Масштаб разгрома почти невозможно себе представить… достаточно сказать, что за такой краткий срок только на этом фронте погибло почти полмиллиона человек. Воистину род людской лишился разума. Помни, Фишель, — шесть недель и пятьсот тысяч убитых. Галиция превратилась в одно гигантское кладбище.
А меня изводила дизентерия. Стоит в округе появиться какой-нибудь заразе, я всегда заболеваю первым. В школе лучшим учеником был Ежи, у меня способностей хватало только на языки. Зато подхватить болезнь — в этом мне не было равных. Как вспомню про эту дизентерию… я, наверное, удобрил тысячу деревьев. Животики надорвешь… ох… смеяться-то мне и не стоит, очень уж больно.

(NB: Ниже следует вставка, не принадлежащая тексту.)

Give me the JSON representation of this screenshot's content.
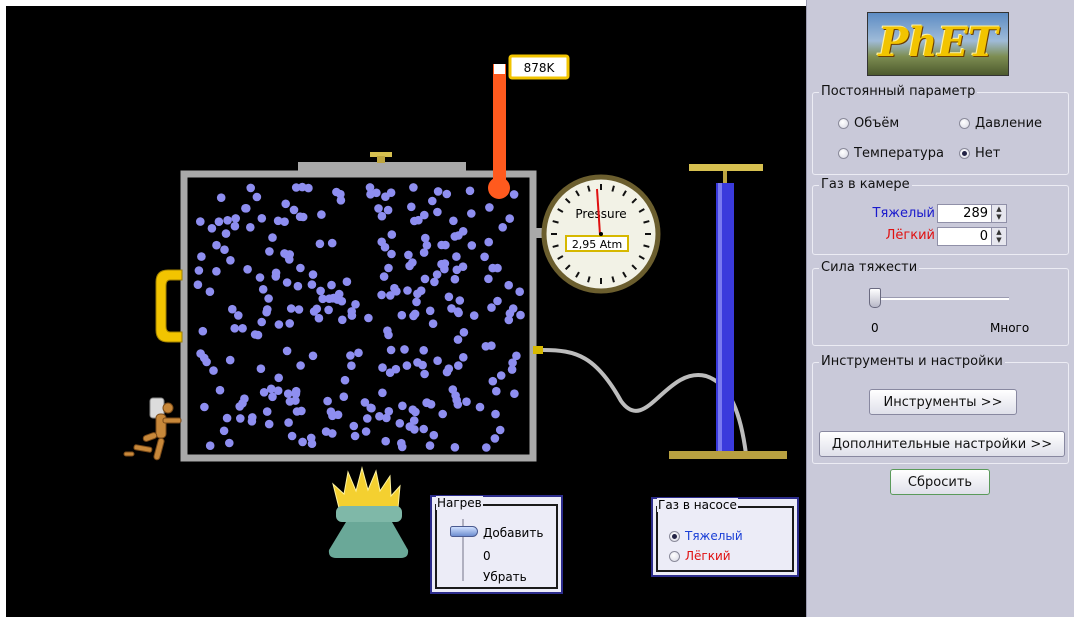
{
  "simulation": {
    "thermometer_readout": "878K",
    "gauge_label": "Pressure",
    "gauge_readout": "2,95 Atm"
  },
  "heat_panel": {
    "title": "Нагрев",
    "add_label": "Добавить",
    "zero_label": "0",
    "remove_label": "Убрать"
  },
  "pump_gas_panel": {
    "title": "Газ в насосе",
    "options": [
      {
        "label": "Тяжелый",
        "selected": true,
        "color": "#1a3fd6"
      },
      {
        "label": "Лёгкий",
        "selected": false,
        "color": "#e01010"
      }
    ]
  },
  "sidebar": {
    "logo_text": "PhET",
    "constant_param": {
      "title": "Постоянный параметр",
      "options": [
        {
          "label": "Объём",
          "selected": false
        },
        {
          "label": "Давление",
          "selected": false
        },
        {
          "label": "Температура",
          "selected": false
        },
        {
          "label": "Нет",
          "selected": true
        }
      ]
    },
    "chamber_gas": {
      "title": "Газ в камере",
      "heavy_label": "Тяжелый",
      "heavy_value": "289",
      "light_label": "Лёгкий",
      "light_value": "0",
      "heavy_color": "#1a1acc",
      "light_color": "#e01010"
    },
    "gravity": {
      "title": "Сила тяжести",
      "min_label": "0",
      "max_label": "Много",
      "level": 0
    },
    "tools": {
      "title": "Инструменты и настройки",
      "tools_button": "Инструменты >>",
      "advanced_button": "Дополнительные настройки >>"
    },
    "reset_button": "Сбросить"
  },
  "colors": {
    "particle": "#8e8ef0",
    "thermometer": "#ff5a1e",
    "pump": "#3a3adc",
    "box_wall": "#a9a9a9",
    "handle": "#f2c400"
  }
}
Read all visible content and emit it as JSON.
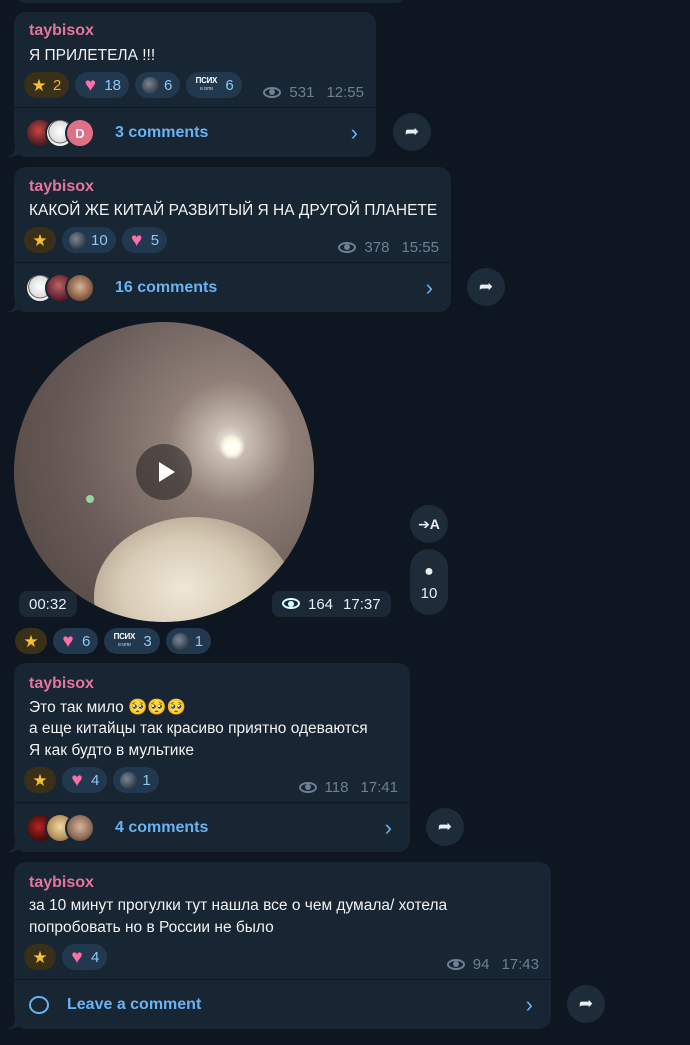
{
  "messages": [
    {
      "author": "taybisox",
      "lines": [
        "Я ПРИЛЕТЕЛА !!!"
      ],
      "reactions": [
        {
          "type": "star",
          "count": "2"
        },
        {
          "type": "heart",
          "count": "18"
        },
        {
          "type": "moon",
          "count": "6"
        },
        {
          "type": "psih",
          "count": "6"
        }
      ],
      "views": "531",
      "time": "12:55",
      "comments": "3 comments"
    },
    {
      "author": "taybisox",
      "lines": [
        "КАКОЙ ЖЕ КИТАЙ РАЗВИТЫЙ Я НА ДРУГОЙ ПЛАНЕТЕ"
      ],
      "reactions": [
        {
          "type": "star",
          "count": ""
        },
        {
          "type": "moon",
          "count": "10"
        },
        {
          "type": "heart",
          "count": "5"
        }
      ],
      "views": "378",
      "time": "15:55",
      "comments": "16 comments"
    },
    {
      "author": "taybisox",
      "lines": [
        "Это так мило 🥺🥺🥺",
        "а еще китайцы так красиво приятно одеваются",
        "Я как будто в мультике"
      ],
      "reactions": [
        {
          "type": "star",
          "count": ""
        },
        {
          "type": "heart",
          "count": "4"
        },
        {
          "type": "moon",
          "count": "1"
        }
      ],
      "views": "118",
      "time": "17:41",
      "comments": "4 comments"
    },
    {
      "author": "taybisox",
      "lines": [
        "за 10 минут прогулки тут нашла все о чем думала/ хотела",
        "попробовать но в России не было"
      ],
      "reactions": [
        {
          "type": "star",
          "count": ""
        },
        {
          "type": "heart",
          "count": "4"
        }
      ],
      "views": "94",
      "time": "17:43",
      "comments": "Leave a comment"
    }
  ],
  "video": {
    "duration": "00:32",
    "views": "164",
    "time": "17:37",
    "comment_count": "10",
    "translate_label": "A",
    "reactions": [
      {
        "type": "star",
        "count": ""
      },
      {
        "type": "heart",
        "count": "6"
      },
      {
        "type": "psih",
        "count": "3"
      },
      {
        "type": "moon",
        "count": "1"
      }
    ]
  },
  "sticker": {
    "psih_word": "ПСИХ",
    "psih_sub": "в сети"
  },
  "icons": {
    "forward": "share-arrow-icon",
    "chevron": "chevron-right-icon",
    "eye": "eye-icon",
    "play": "play-icon"
  },
  "colors": {
    "background": "#0e1621",
    "bubble": "#182533",
    "author": "#e5759f",
    "link": "#6ab3f3",
    "meta": "#6d8094"
  }
}
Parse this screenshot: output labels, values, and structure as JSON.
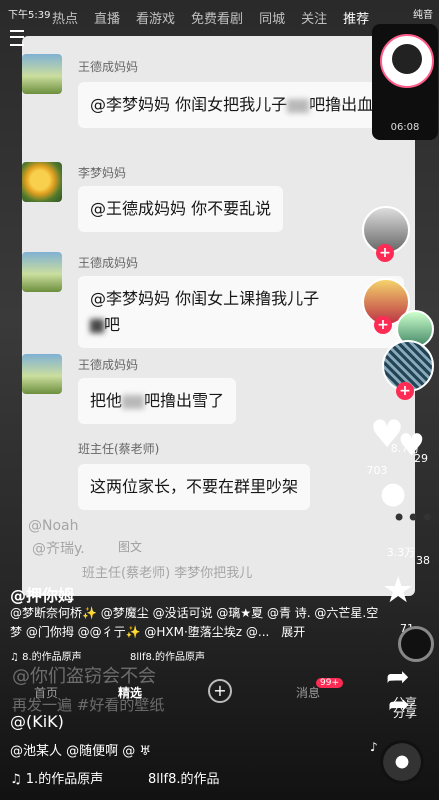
{
  "status_bar": {
    "time": "下午5:39",
    "right_text": "纯音"
  },
  "top_tabs": [
    "热点",
    "直播",
    "看游戏",
    "免费看剧",
    "同城",
    "关注",
    "推荐"
  ],
  "pip": {
    "time": "06:08"
  },
  "chat": {
    "messages": [
      {
        "sender": "王德成妈妈",
        "text_before": "@李梦妈妈 你闺女把我儿子",
        "text_after": "吧撸出血了",
        "avatar": "landscape"
      },
      {
        "sender": "李梦妈妈",
        "text": "@王德成妈妈 你不要乱说",
        "avatar": "sun"
      },
      {
        "sender": "王德成妈妈",
        "text_before": "@李梦妈妈 你闺女上课撸我儿子",
        "text_after": "吧",
        "avatar": "landscape"
      },
      {
        "sender": "王德成妈妈",
        "text_before": "把他",
        "text_after": "吧撸出雪了",
        "avatar": "landscape"
      },
      {
        "sender": "班主任(蔡老师)",
        "text": "这两位家长，不要在群里吵架",
        "avatar": "landscape"
      }
    ],
    "faded": {
      "line1": "@Noah",
      "line2": "@齐瑞y.",
      "tag": "图文",
      "line3": "班主任(蔡老师) 李梦你把我儿"
    }
  },
  "right_rail": {
    "counts": [
      "8.7万",
      "703",
      "29",
      "3.3万",
      "38",
      "分享",
      "71"
    ]
  },
  "bottom": {
    "author": "@押你姆",
    "mentions": "@梦断奈何桥✨ @梦魔尘 @没话可说 @璃★夏 @青 诗. @六芒星.空梦 @门你拇 @@彳亍✨ @HXM·堕落尘埃z @...",
    "expand": "展开",
    "music": "♫ 8.的作品原声",
    "music2": "8llf8.的作品原声",
    "ghost_title": "@你们盗窃会不会",
    "ghost_more": "再发一遍 #好看的壁纸",
    "kik": "@(KiK)",
    "tags": "@池某人 @随便啊 @ ♅",
    "music_bottom": "♫ 1.的作品原声",
    "music_bottom2": "8llf8.的作品"
  },
  "nav": {
    "home": "首页",
    "featured": "精选",
    "plus": "+",
    "messages": "消息",
    "badge": "99+",
    "share": "分享"
  }
}
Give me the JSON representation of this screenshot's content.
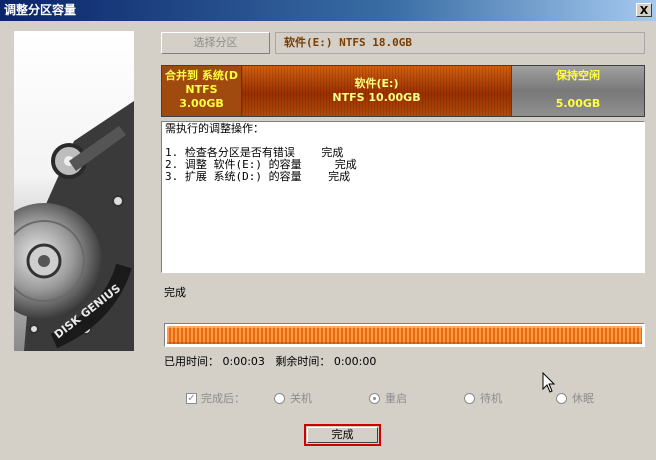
{
  "window": {
    "title": "调整分区容量",
    "close_label": "X"
  },
  "header": {
    "select_partition_label": "选择分区",
    "partition_info": "软件(E:) NTFS 18.0GB"
  },
  "partition_bar": {
    "segments": [
      {
        "line1": "合并到 系统(D",
        "line2": "NTFS",
        "line3": "3.00GB"
      },
      {
        "line1": "软件(E:)",
        "line2": "NTFS 10.00GB"
      },
      {
        "line1": "保持空闲",
        "line2": "",
        "line3": "5.00GB"
      }
    ]
  },
  "operations": {
    "heading": "需执行的调整操作：",
    "items": [
      {
        "index": "1.",
        "text": "检查各分区是否有错误",
        "status": "完成"
      },
      {
        "index": "2.",
        "text": "调整 软件(E:) 的容量",
        "status": "完成"
      },
      {
        "index": "3.",
        "text": "扩展 系统(D:) 的容量",
        "status": "完成"
      }
    ]
  },
  "status": {
    "text": "完成",
    "progress": 1.0
  },
  "timing": {
    "elapsed_label": "已用时间：",
    "elapsed_value": "0:00:03",
    "remaining_label": "剩余时间：",
    "remaining_value": "0:00:00"
  },
  "after_options": {
    "checkbox_label": "完成后：",
    "checked": true,
    "options": [
      "关机",
      "重启",
      "待机",
      "休眠"
    ],
    "selected": "重启"
  },
  "finish_button": {
    "label": "完成"
  },
  "brand": {
    "logo_text": "DISK GENIUS"
  }
}
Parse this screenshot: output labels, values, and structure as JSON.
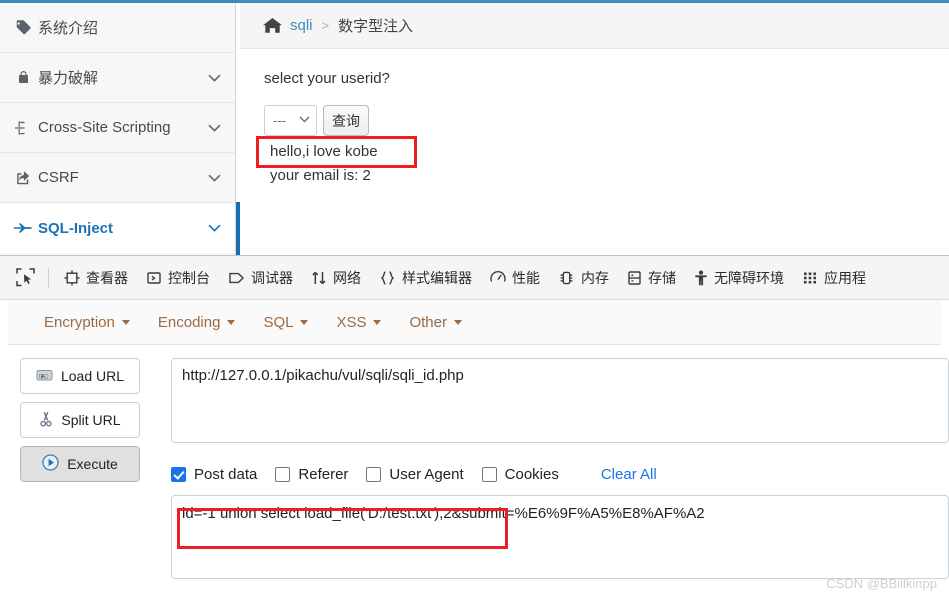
{
  "sidebar": {
    "items": [
      {
        "label": "系统介绍",
        "icon": "tag-icon",
        "caret": false,
        "active": false
      },
      {
        "label": "暴力破解",
        "icon": "lock-icon",
        "caret": true,
        "active": false
      },
      {
        "label": "Cross-Site Scripting",
        "icon": "sitemap-icon",
        "caret": true,
        "active": false
      },
      {
        "label": "CSRF",
        "icon": "share-icon",
        "caret": true,
        "active": false
      },
      {
        "label": "SQL-Inject",
        "icon": "plane-icon",
        "caret": true,
        "active": true
      }
    ]
  },
  "breadcrumb": {
    "home_icon": "home-icon",
    "link": "sqli",
    "separator": ">",
    "current": "数字型注入"
  },
  "main": {
    "question": "select your userid?",
    "select_value": "---",
    "query_button": "查询",
    "result_line1": "hello,i love kobe",
    "result_line2": "your email is: 2"
  },
  "devtools": {
    "picker_icon": "element-picker-icon",
    "tabs": [
      {
        "label": "查看器",
        "icon": "inspector-icon"
      },
      {
        "label": "控制台",
        "icon": "console-icon"
      },
      {
        "label": "调试器",
        "icon": "debugger-icon"
      },
      {
        "label": "网络",
        "icon": "network-icon"
      },
      {
        "label": "样式编辑器",
        "icon": "style-editor-icon"
      },
      {
        "label": "性能",
        "icon": "performance-icon"
      },
      {
        "label": "内存",
        "icon": "memory-icon"
      },
      {
        "label": "存储",
        "icon": "storage-icon"
      },
      {
        "label": "无障碍环境",
        "icon": "accessibility-icon"
      },
      {
        "label": "应用程",
        "icon": "application-icon"
      }
    ]
  },
  "hackbar": {
    "menus": [
      {
        "label": "Encryption"
      },
      {
        "label": "Encoding"
      },
      {
        "label": "SQL"
      },
      {
        "label": "XSS"
      },
      {
        "label": "Other"
      }
    ],
    "buttons": [
      {
        "label": "Load URL",
        "icon": "load-url-icon",
        "pressed": false
      },
      {
        "label": "Split URL",
        "icon": "scissors-icon",
        "pressed": false
      },
      {
        "label": "Execute",
        "icon": "play-icon",
        "pressed": true
      }
    ],
    "url_value": "http://127.0.0.1/pikachu/vul/sqli/sqli_id.php",
    "url_placeholder": "",
    "checkboxes": [
      {
        "label": "Post data",
        "checked": true
      },
      {
        "label": "Referer",
        "checked": false
      },
      {
        "label": "User Agent",
        "checked": false
      },
      {
        "label": "Cookies",
        "checked": false
      }
    ],
    "clear_all": "Clear All",
    "post_value": "id=-1 union select load_file('D:/test.txt'),2&submit=%E6%9F%A5%E8%AF%A2",
    "post_placeholder": ""
  },
  "annotations": {
    "box_color": "#ec2024",
    "highlight_1": "hello,i love kobe",
    "highlight_2": "id=-1 union select load_file('D:/test.txt'),2"
  },
  "watermark": "CSDN @BBillkinpp",
  "colors": {
    "accent": "#3c8dbc",
    "active_blue": "#1a6fb3",
    "link_blue": "#1a73e8",
    "hackbar_menu": "#9a6a45",
    "annotation_red": "#ec2024"
  }
}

К счастью, у Дунайца войскам дали достаточно времени на перегруппировку. Наладилось нормальное снабжение, кормить стали по-человечески, укрепилась дисциплина. Немцы (они утратили к нам всякое доверие, что неудивительно) обещали помочь людьми. Австрия была рада любой помощи. Но главное, заработала почта и начали приходить письма. Каждый день я поджидал почтальона, как верный пес — хозяина. Только мне ничего не приходило — и пес поджимал хвост.
Где же мои родители, братья и сестры, где Лотта? Бежали на запад? Или попали в лапы к русским? Время шло, и я все больше волновался за них. Мне стало невыносимо видеть радость на лицах товарищей, чьи имена выкликал почтальон. Кирали, с кем мне, к несчастью, довелось жить в одной палатке, только смеялся надо мной. Ему тоже никто не писал, а он и в ус не дул.